U.S. Census Data from 2020 shows a population of about 700 people in the borough of Snow Shoe, and about 1,600 in the township. The area is about a 30-minute drive from the University Park campus. In the spring, four students visited to talk to residents about what they need and, more importantly, what they want.  

“Finding the best solution that fits is by getting to know them and getting to know what it means to live in that town,” said Emma Mori, teaching assistant for the spring semester of "MGMT 365."  

The class was divided into groups that researched various ideas including a community garden, working with local farmers, and mobile or brick-and-mortar food businesses. 

The fall course is focused on more specific plans, such as a mobile market and the feasibility of a federally funded health center. Students are also investigating other community priorities and the logistics of implementing their solutions.  

“I am very appreciative that the students are working on this,” said Mary Anne Raymond, a Snow Shoe resident and former Penn State employee. “If we do not have fresh fruit, vegetables, of course, even meat, it affects your overall health. You depend on this kind of food to be healthy and well for a long time.” 

It’s not just about the services

A Dollar General Market opened in Snow Shoe in May, bringing some groceries, some fresh foods and basic household items. But that didn’t fill all of Snow Shoe’s needs. For one, said Mori, Hall’s was much more than a place for residents to shop.  

“That was a sense of community for them,” Mori said. “There was a bulletin board there that had everything that was going on in town. They would run into their neighbors there.”  

That kind of interaction and access is important not just for physical health, but also mental health, especially in older residents who may not be able to make the 20- to 30-minute drive to shop outside of town. 

Research from Penn State’s Center for Healthy Aging, for example, has shown a positive connection between pleasant social interactions and cognitive performance in people between the ages of 70 and 90.  

Lesser pointed out that, unlike in some areas where food and medical access are lacking, poverty isn’t the issue in Snow Shoe. It’s simply that residents lost access to vital businesses and services. And they want to be part of the solution. 

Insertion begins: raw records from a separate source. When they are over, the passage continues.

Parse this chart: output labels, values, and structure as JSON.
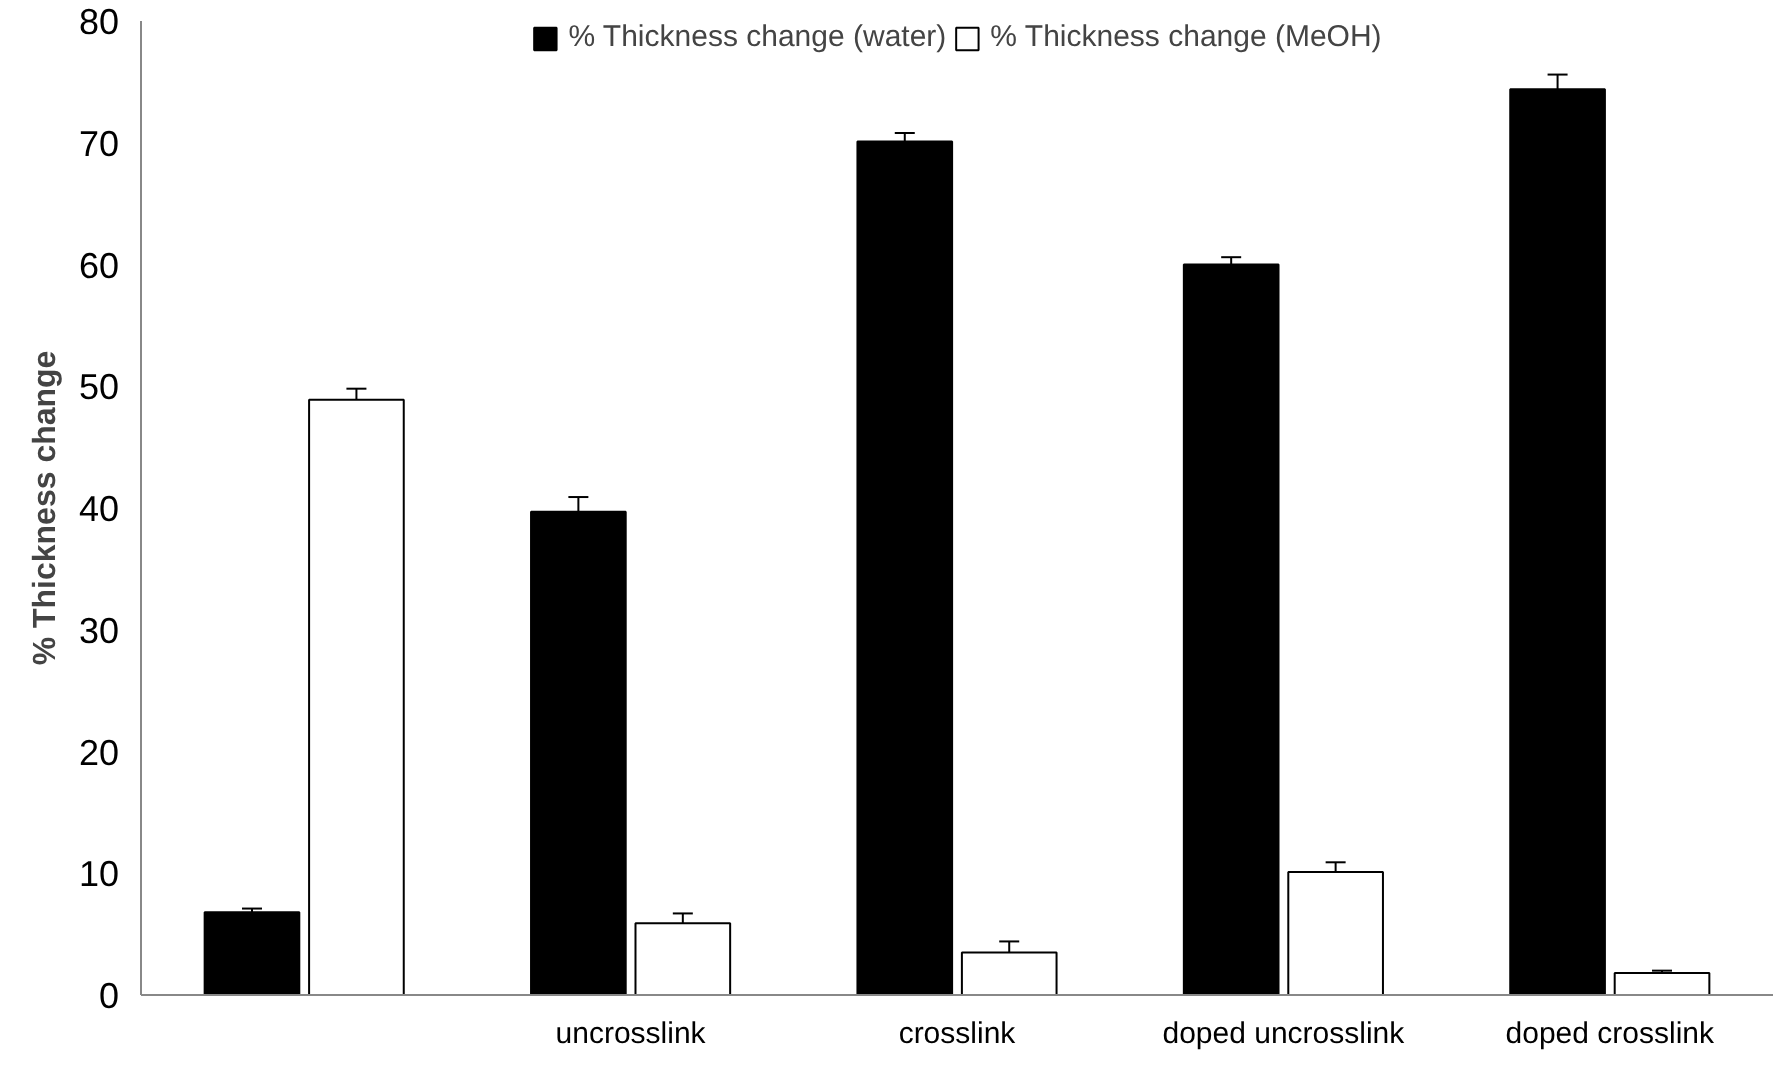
{
  "chart_data": {
    "type": "bar",
    "ylabel": "% Thickness change",
    "categories": [
      null,
      "uncrosslink",
      "crosslink",
      "doped uncrosslink",
      "doped crosslink"
    ],
    "series": [
      {
        "name": "% Thickness change (water)",
        "color": "#000000",
        "values": [
          6.8,
          39.7,
          70.1,
          60.0,
          74.4
        ],
        "errors": [
          0.3,
          1.2,
          0.7,
          0.6,
          1.2
        ]
      },
      {
        "name": "% Thickness change (MeOH)",
        "color": "#ffffff",
        "values": [
          48.9,
          5.9,
          3.5,
          10.1,
          1.8
        ],
        "errors": [
          0.9,
          0.8,
          0.9,
          0.8,
          0.2
        ]
      }
    ],
    "ylim": [
      0,
      80
    ],
    "yticks": [
      0,
      10,
      20,
      30,
      40,
      50,
      60,
      70,
      80
    ],
    "grid": false,
    "legend": "top"
  }
}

“They're not looking for a handout,” Lesser said. “Quite the opposite.”

It’s good for the students, too

Students working on the project are getting a hands-on lesson in social entrepreneurship, which tasks founders with starting businesses that prioritize solving societal or environmental problems alongside financial health. 

“I think there was a sense of pride to be able to do real, meaningful, impactful work that, frankly, I don't know that they get out of a lot of other classes,” Lesser said of the spring cohort. 

Looking to build upon his collaborative efforts, Lesser called upon Penn State Sustainability’s Sustainable Communites Collaborative program director Ilona Ballreich, who said efforts like this one allow students to apply classroom lessons to community needs. 

“Through this process students become familiar with how our communities function, how they are governed, who are decision makers and how do communities arrive at certain decisions and/or tackle localized problems,” Ballreich said.

The two are working together on this semester’s project to allow the students to visit Snow Shoe and get to know the community firsthand. 

Students like Jaida Copeland, a senior studying corporate innovation and entrepreneurship, said the experience made her happy. 

“It's a heavy workload for the class, I'm not going to lie, but it's for a good cause,” Copeland said.  

The only real complaint from students? That the class is only a semester. 

“What I think we need to really take with us is the fact that we were the ones who were able to get the ball rolling (on this 'MGMT 365' project),” said Kenzie McGrath, who took the course last spring and graduated in May with a degree in corporate innovation and entrepreneurship.  

“It really changed my thinking in the sense of, what do I experience and what do I see every day that I can find a solution for to help, not just to profit," McGrath added.